Makna lebaran ini di lihat dari sundut pandang agama, dengan seluruh dunia hampir sama. Setelah kita menjalankan ibadah di bulan Ramadan dengan segala komposisinya, ada rahmat, maghfirah (ampunan) dan dosa kita diampuni oleh Allah. Dengan catatan frekwensi ibadah yang tinggi.

Kita kembali ke fitrah, seperti kita tidak berdosa lagi. Itu juga kalau ibadahnya banyak dan diterima oleh Allah. Tapi memang kemauan dogma agama, kita sebagai manusia yang sudah berbuat banyak dosa, setelah beribadan dan minta ampun, kita kembali ke fitrah.
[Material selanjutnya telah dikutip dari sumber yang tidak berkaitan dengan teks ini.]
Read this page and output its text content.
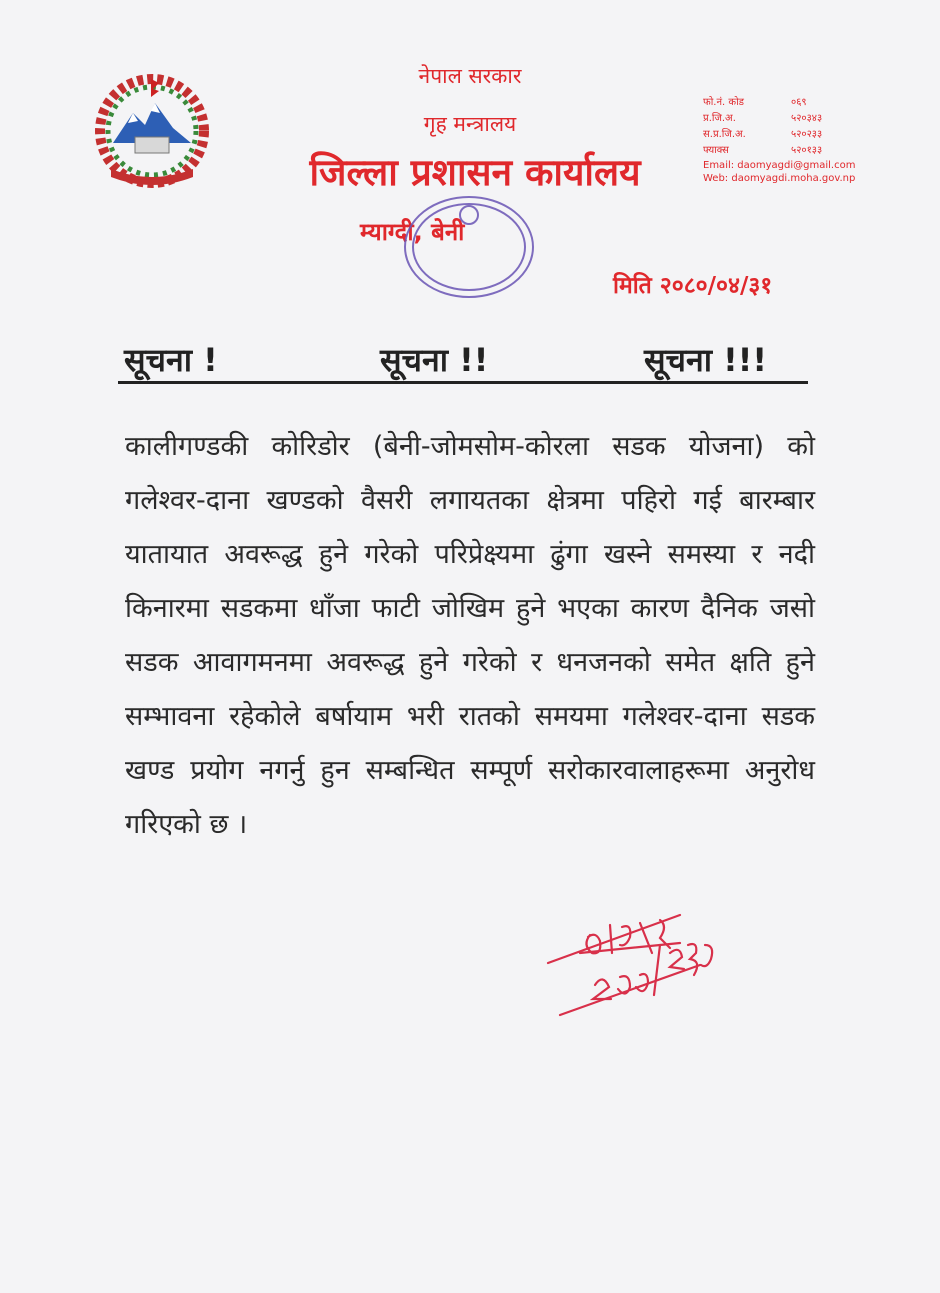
नेपाल सरकार
गृह मन्त्रालय
जिल्ला प्रशासन कार्यालय
म्याग्दी, बेनी
फो.नं. कोड	०६९
प्र.जि.अ.	५२०३४३
स.प्र.जि.अ.	५२०२३३
फ्याक्स	५२०१३३
Email: daomyagdi@gmail.com
Web: daomyagdi.moha.gov.np
मिति २०८०/०४/३१
सूचना !	सूचना !!	सूचना !!!

कालीगण्डकी कोरिडोर (बेनी-जोमसोम-कोरला सडक योजना) को गलेश्वर-दाना खण्डको वैसरी लगायतका क्षेत्रमा पहिरो गई बारम्बार यातायात अवरूद्ध हुने गरेको परिप्रेक्ष्यमा ढुंगा खस्ने समस्या र नदी किनारमा सडकमा धाँजा फाटी जोखिम हुने भएका कारण दैनिक जसो सडक आवागमनमा अवरूद्ध हुने गरेको र धनजनको समेत क्षति हुने सम्भावना रहेकोले बर्षायाम भरी रातको समयमा गलेश्वर-दाना सडक खण्ड प्रयोग नगर्नु हुन सम्बन्धित सम्पूर्ण सरोकारवालाहरूमा अनुरोध गरिएको छ ।
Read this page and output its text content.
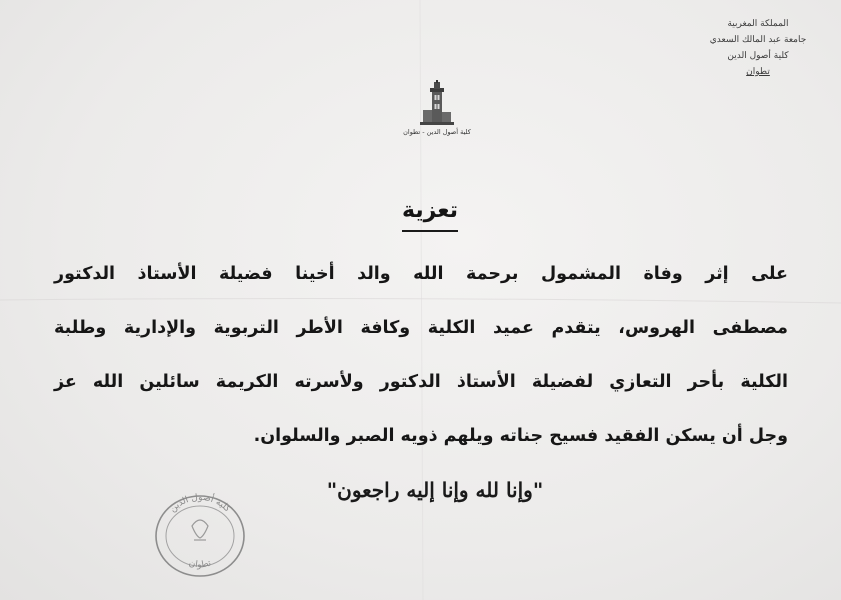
المملكة المغربية
جامعة عبد المالك السعدي
كلية أصول الدين
تطوان
كلية أصول الدين - تطوان
تعزية
على إثر وفاة المشمول برحمة الله والد أخينا فضيلة الأستاذ الدكتور
مصطفى الهروس، يتقدم عميد الكلية وكافة الأطر التربوية والإدارية وطلبة
الكلية بأحر التعازي لفضيلة الأستاذ الدكتور ولأسرته الكريمة سائلين الله عز
وجل أن يسكن الفقيد فسيح جناته ويلهم ذويه الصبر والسلوان.
"وإنا لله وإنا إليه راجعون"
كلية أصول الدين
تطوان
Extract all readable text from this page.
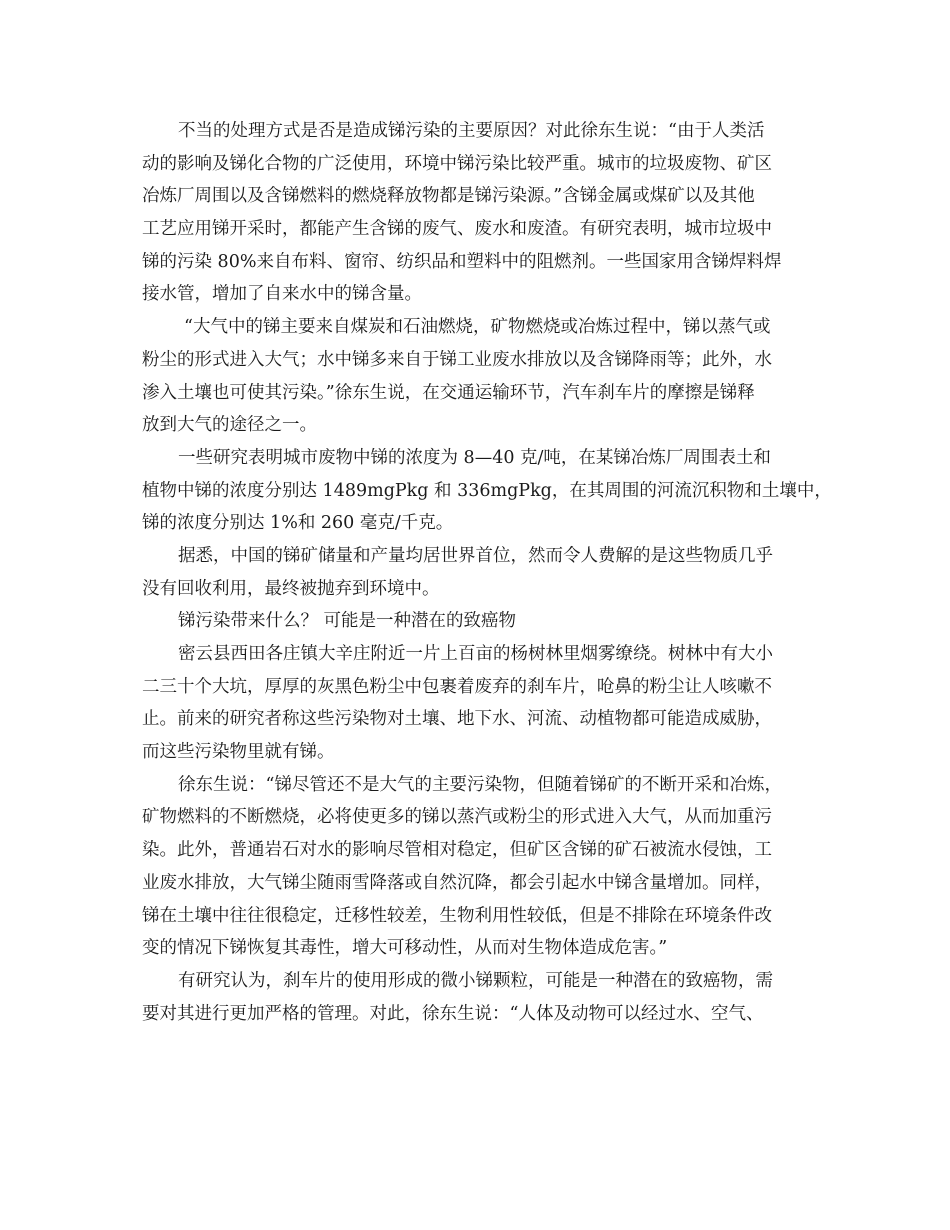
不当的处理方式是否是造成锑污染的主要原因？对此徐东生说：“由于人类活
动的影响及锑化合物的广泛使用，环境中锑污染比较严重。城市的垃圾废物、矿区
冶炼厂周围以及含锑燃料的燃烧释放物都是锑污染源。”含锑金属或煤矿以及其他
工艺应用锑开采时，都能产生含锑的废气、废水和废渣。有研究表明，城市垃圾中
锑的污染 80%来自布料、窗帘、纺织品和塑料中的阻燃剂。一些国家用含锑焊料焊
接水管，增加了自来水中的锑含量。
“大气中的锑主要来自煤炭和石油燃烧，矿物燃烧或冶炼过程中，锑以蒸气或
粉尘的形式进入大气；水中锑多来自于锑工业废水排放以及含锑降雨等；此外，水
渗入土壤也可使其污染。”徐东生说，在交通运输环节，汽车刹车片的摩擦是锑释
放到大气的途径之一。
一些研究表明城市废物中锑的浓度为 8—40 克/吨，在某锑冶炼厂周围表土和
植物中锑的浓度分别达 1489mgPkg 和 336mgPkg，在其周围的河流沉积物和土壤中，
锑的浓度分别达 1%和 260 毫克/千克。
据悉，中国的锑矿储量和产量均居世界首位，然而令人费解的是这些物质几乎
没有回收利用，最终被抛弃到环境中。
锑污染带来什么？ 可能是一种潜在的致癌物
密云县西田各庄镇大辛庄附近一片上百亩的杨树林里烟雾缭绕。树林中有大小
二三十个大坑，厚厚的灰黑色粉尘中包裹着废弃的刹车片，呛鼻的粉尘让人咳嗽不
止。前来的研究者称这些污染物对土壤、地下水、河流、动植物都可能造成威胁，
而这些污染物里就有锑。
徐东生说：“锑尽管还不是大气的主要污染物，但随着锑矿的不断开采和冶炼，
矿物燃料的不断燃烧，必将使更多的锑以蒸汽或粉尘的形式进入大气，从而加重污
染。此外，普通岩石对水的影响尽管相对稳定，但矿区含锑的矿石被流水侵蚀，工
业废水排放，大气锑尘随雨雪降落或自然沉降，都会引起水中锑含量增加。同样，
锑在土壤中往往很稳定，迁移性较差，生物利用性较低，但是不排除在环境条件改
变的情况下锑恢复其毒性，增大可移动性，从而对生物体造成危害。”
有研究认为，刹车片的使用形成的微小锑颗粒，可能是一种潜在的致癌物，需
要对其进行更加严格的管理。对此，徐东生说：“人体及动物可以经过水、空气、
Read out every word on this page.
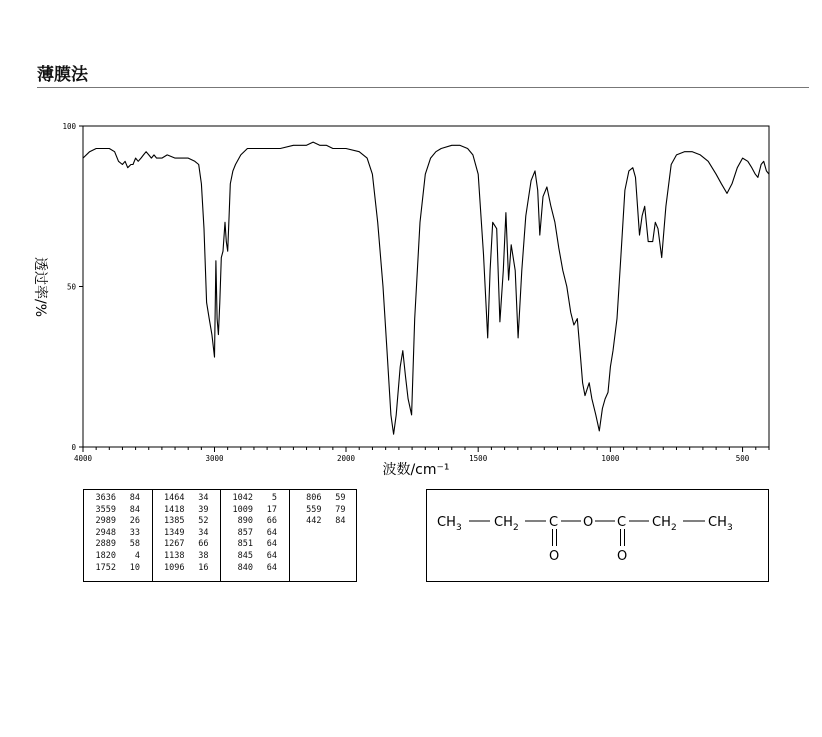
薄膜法
100
50
0
4000	3000	2000	1500	1000	500
波数/cm⁻¹
透过率/%
3636	84
3559	84
2989	26
2948	33
2889	58
1820	4
1752	10
1464	34
1418	39
1385	52
1349	34
1267	66
1138	38
1096	16
1042	5
1009	17
890	66
857	64
851	64
845	64
840	64
806	59
559	79
442	84	CH 3 CH 2 C O C CH 2 CH 3
O	O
Maka secara bahasa Ied itu kan maknanya kembali. Kita seperti dilahirkan kembali tanpa dosa.

Dalam ajaran agama Islam, ibadah di bulan Ramadan ini diberikan beberapa motivasi kepada seseorang untuk beribadah. Misal pahala berlipat ganda, ibadah malam dan puasa siang bisa merasakan keadaan orang yang tidak punya.

Secara sosial, hanya ada di Indonesia. Karena Indonesia negara berkembang, banyak penduduknya bekerja di kota besar. Jarak mereka dan keluarga berjauhan, sehingga mereka ingin kembali ke kampung halaman. Menemui keluarga dan saling memohon maaf. Mereka berbondong-bondong pulang kampung. Niat pulang kampung ini juga adalah ibadah.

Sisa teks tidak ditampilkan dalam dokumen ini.